Your question makes me wonder if you scrolled down to the “Usage” part of the readme, because it completely answers your question and tells you what functions to use.
For your convenience, let me point you to the part of the documentation you need to follow and where you find the functions you need to hash, sign, verify etc. using ed25519-donna:
To use the code, link against ed25519.o -mbits and:
#include "ed25519.h"
Add -lssl -lcrypto when using OpenSSL (Some systems don't
need -lcrypto? It might be trial and error).
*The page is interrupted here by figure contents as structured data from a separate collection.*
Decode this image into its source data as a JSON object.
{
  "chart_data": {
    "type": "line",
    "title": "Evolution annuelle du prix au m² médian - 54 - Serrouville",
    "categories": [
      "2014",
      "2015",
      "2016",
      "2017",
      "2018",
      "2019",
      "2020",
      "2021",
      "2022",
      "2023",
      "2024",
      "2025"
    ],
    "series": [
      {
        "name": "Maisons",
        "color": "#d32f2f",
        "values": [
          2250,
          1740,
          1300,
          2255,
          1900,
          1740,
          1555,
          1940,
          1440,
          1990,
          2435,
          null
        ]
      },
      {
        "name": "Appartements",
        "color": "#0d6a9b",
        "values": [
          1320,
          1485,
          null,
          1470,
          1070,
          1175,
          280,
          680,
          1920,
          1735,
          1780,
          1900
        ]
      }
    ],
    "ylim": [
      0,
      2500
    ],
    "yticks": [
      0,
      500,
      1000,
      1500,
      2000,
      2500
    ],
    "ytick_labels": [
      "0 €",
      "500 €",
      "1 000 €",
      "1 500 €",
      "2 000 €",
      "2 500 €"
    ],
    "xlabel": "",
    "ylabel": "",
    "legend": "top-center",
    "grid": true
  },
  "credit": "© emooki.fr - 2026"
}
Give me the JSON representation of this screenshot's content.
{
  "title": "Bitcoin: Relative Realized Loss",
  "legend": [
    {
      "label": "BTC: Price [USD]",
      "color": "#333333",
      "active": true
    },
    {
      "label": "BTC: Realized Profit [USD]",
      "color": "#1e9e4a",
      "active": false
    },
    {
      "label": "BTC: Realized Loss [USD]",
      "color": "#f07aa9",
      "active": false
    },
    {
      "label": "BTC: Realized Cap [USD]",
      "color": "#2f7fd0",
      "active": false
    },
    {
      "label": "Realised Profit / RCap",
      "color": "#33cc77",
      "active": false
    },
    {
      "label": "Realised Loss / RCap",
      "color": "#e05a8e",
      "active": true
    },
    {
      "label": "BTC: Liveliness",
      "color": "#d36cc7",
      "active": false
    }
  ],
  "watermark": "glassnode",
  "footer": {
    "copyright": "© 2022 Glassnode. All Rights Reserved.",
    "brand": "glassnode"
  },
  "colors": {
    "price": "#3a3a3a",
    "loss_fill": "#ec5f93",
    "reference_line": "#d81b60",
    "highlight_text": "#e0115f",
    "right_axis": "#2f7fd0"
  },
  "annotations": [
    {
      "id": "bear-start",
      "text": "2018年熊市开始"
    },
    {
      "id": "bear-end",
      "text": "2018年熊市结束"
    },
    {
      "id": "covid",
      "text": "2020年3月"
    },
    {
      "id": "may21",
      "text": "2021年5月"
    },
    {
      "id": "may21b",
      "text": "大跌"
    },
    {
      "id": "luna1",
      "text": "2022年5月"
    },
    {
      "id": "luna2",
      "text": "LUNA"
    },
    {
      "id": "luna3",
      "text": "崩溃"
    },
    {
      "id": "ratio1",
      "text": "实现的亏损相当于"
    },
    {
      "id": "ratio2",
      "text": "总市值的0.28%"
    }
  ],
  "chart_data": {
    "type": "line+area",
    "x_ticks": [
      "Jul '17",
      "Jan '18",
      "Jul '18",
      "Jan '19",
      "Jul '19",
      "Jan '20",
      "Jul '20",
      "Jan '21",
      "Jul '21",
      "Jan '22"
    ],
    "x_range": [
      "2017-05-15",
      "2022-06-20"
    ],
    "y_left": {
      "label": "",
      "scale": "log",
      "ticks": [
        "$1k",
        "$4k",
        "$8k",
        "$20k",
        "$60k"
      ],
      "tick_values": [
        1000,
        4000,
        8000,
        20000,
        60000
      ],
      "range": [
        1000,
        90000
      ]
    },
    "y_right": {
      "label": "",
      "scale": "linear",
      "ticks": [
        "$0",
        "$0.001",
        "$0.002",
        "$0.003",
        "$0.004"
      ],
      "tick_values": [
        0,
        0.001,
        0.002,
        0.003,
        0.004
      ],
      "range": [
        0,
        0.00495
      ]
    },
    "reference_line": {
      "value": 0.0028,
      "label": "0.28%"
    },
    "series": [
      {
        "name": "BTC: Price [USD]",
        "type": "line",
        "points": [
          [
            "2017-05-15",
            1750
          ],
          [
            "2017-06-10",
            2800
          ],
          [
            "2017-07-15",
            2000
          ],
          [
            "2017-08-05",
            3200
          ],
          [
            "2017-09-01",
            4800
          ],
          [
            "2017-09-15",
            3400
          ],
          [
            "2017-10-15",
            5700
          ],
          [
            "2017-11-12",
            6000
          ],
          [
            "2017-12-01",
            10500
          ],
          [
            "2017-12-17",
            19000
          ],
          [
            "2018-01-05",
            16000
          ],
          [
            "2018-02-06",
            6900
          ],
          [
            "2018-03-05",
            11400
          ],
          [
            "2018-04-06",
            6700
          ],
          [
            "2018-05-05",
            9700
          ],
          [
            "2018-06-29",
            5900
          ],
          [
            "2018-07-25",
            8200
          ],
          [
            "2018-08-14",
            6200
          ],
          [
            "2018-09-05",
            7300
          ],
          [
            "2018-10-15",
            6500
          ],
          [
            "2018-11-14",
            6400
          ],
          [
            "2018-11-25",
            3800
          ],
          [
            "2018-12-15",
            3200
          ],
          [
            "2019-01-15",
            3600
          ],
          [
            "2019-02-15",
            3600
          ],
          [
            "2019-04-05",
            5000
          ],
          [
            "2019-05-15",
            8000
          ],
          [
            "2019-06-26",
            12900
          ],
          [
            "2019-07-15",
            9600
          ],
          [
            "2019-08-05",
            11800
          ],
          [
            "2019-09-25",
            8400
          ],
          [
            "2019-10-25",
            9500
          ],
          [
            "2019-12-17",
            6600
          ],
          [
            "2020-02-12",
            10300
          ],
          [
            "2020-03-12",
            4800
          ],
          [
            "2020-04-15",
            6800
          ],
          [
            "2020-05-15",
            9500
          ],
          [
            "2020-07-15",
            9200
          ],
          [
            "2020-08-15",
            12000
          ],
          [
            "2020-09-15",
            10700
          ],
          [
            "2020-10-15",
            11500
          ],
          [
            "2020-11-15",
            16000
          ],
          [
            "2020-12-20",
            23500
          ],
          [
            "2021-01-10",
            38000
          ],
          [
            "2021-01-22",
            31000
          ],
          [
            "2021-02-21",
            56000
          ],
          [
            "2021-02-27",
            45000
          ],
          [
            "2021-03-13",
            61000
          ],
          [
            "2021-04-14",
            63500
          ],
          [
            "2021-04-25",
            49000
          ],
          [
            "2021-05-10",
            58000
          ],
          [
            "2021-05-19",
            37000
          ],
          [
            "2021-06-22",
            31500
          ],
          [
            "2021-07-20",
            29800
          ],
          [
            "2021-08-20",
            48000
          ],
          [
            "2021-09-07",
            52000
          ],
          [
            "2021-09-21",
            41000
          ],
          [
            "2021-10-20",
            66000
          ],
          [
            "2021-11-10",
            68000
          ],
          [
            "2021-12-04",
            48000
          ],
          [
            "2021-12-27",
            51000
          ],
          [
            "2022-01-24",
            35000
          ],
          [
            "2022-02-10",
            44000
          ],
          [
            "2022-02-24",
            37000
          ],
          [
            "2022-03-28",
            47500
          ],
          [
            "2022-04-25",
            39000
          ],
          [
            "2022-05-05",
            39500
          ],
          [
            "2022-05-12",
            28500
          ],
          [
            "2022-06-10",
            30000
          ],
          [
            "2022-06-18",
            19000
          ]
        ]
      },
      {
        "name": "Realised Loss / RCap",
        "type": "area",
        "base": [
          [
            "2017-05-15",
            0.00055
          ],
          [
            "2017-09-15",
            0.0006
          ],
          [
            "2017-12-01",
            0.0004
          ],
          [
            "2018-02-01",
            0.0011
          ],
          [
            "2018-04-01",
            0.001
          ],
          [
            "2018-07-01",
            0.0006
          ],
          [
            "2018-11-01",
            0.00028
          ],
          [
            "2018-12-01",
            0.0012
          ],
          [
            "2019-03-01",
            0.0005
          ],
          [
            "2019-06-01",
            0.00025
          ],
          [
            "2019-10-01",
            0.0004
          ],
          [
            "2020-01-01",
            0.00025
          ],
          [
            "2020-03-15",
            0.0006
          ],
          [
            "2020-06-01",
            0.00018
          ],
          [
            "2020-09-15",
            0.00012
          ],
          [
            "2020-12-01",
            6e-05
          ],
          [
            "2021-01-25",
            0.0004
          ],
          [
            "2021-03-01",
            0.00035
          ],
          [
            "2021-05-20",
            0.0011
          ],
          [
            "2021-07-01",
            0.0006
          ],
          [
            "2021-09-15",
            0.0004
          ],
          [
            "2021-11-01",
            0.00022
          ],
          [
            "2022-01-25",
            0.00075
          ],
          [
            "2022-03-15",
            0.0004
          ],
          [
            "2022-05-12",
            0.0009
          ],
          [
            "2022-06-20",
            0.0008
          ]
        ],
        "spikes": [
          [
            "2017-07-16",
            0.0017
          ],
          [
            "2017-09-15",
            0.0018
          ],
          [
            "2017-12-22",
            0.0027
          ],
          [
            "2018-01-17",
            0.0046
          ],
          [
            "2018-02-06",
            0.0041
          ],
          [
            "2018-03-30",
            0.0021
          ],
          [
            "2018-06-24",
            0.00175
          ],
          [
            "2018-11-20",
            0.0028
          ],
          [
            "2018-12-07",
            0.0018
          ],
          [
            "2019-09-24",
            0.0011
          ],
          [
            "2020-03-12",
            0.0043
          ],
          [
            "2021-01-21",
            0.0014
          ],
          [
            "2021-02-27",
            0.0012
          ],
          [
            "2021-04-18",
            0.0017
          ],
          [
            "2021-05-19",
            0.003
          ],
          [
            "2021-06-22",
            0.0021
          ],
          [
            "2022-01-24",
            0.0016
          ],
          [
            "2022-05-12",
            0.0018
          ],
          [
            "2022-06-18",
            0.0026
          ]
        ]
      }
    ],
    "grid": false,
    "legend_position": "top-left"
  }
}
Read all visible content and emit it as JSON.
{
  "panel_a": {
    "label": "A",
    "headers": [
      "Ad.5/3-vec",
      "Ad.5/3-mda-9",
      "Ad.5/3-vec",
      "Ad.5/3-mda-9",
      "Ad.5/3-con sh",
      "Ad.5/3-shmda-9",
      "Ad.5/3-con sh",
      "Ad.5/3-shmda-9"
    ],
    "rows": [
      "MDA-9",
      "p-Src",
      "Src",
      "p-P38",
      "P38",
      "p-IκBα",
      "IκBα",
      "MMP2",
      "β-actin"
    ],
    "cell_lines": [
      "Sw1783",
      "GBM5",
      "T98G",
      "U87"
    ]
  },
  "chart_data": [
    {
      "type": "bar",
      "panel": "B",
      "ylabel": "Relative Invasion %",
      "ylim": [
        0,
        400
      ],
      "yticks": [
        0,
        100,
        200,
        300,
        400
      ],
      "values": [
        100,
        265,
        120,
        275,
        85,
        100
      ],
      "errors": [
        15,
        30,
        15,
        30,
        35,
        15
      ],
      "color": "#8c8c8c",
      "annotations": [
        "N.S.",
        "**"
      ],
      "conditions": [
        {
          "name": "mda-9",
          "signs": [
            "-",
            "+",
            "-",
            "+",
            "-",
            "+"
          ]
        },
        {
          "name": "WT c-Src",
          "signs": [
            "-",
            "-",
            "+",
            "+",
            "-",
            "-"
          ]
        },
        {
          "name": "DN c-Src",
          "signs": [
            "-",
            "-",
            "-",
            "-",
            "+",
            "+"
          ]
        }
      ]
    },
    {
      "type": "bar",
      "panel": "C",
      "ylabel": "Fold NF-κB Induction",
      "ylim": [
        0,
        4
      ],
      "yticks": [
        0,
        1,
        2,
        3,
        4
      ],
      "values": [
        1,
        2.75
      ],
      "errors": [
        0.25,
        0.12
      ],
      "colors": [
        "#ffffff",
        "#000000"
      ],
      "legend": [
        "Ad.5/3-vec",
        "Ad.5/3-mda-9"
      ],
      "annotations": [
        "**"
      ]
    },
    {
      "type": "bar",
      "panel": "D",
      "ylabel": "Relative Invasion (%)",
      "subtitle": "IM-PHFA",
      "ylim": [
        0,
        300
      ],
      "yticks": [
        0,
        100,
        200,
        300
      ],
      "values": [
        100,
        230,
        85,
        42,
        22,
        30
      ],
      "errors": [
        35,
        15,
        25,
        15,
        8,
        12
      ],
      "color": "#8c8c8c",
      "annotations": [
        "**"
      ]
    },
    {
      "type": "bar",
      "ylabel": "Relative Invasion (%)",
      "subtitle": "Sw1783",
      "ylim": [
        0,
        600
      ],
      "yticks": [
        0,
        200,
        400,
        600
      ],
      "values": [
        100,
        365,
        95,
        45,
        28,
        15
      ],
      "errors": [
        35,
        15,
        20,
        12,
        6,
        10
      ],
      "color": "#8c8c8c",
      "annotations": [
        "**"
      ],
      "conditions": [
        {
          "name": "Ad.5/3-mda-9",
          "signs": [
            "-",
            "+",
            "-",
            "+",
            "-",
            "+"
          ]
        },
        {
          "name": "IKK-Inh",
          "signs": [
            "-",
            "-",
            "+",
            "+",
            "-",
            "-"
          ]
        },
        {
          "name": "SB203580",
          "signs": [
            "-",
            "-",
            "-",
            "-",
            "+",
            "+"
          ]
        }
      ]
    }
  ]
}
To generate a private key, simply generate 32 bytes from a secure cryptographic source:
ed25519_secret_key sk;
randombytes(sk, sizeof(ed25519_secret_key));
To generate a public key:
ed25519_public_key pk;
ed25519_publickey(sk, pk);
To sign a message:
ed25519_signature sig;
ed25519_sign(message, message_len, sk, pk, signature);
To verify a signature:
int valid = ed25519_sign_open(message, message_len, pk, signature) == 0;
To batch verify signatures:
const unsigned char *mp[num] = {message1, message2..}
size_t ml[num] = {message_len1, message_len2..}
const unsigned char *pkp[num] = {pk1, pk2..}
const unsigned char *sigp[num] = {signature1, signature2..}
int valid[num]
/* valid[i] will be set to 1 if the individual signature was valid, 0 otherwise */
int all_valid = ed25519_sign_open_batch(mp, ml, pkp, sigp, num, valid) == 0;
…
As you see, it's all in there… just follow the documentation.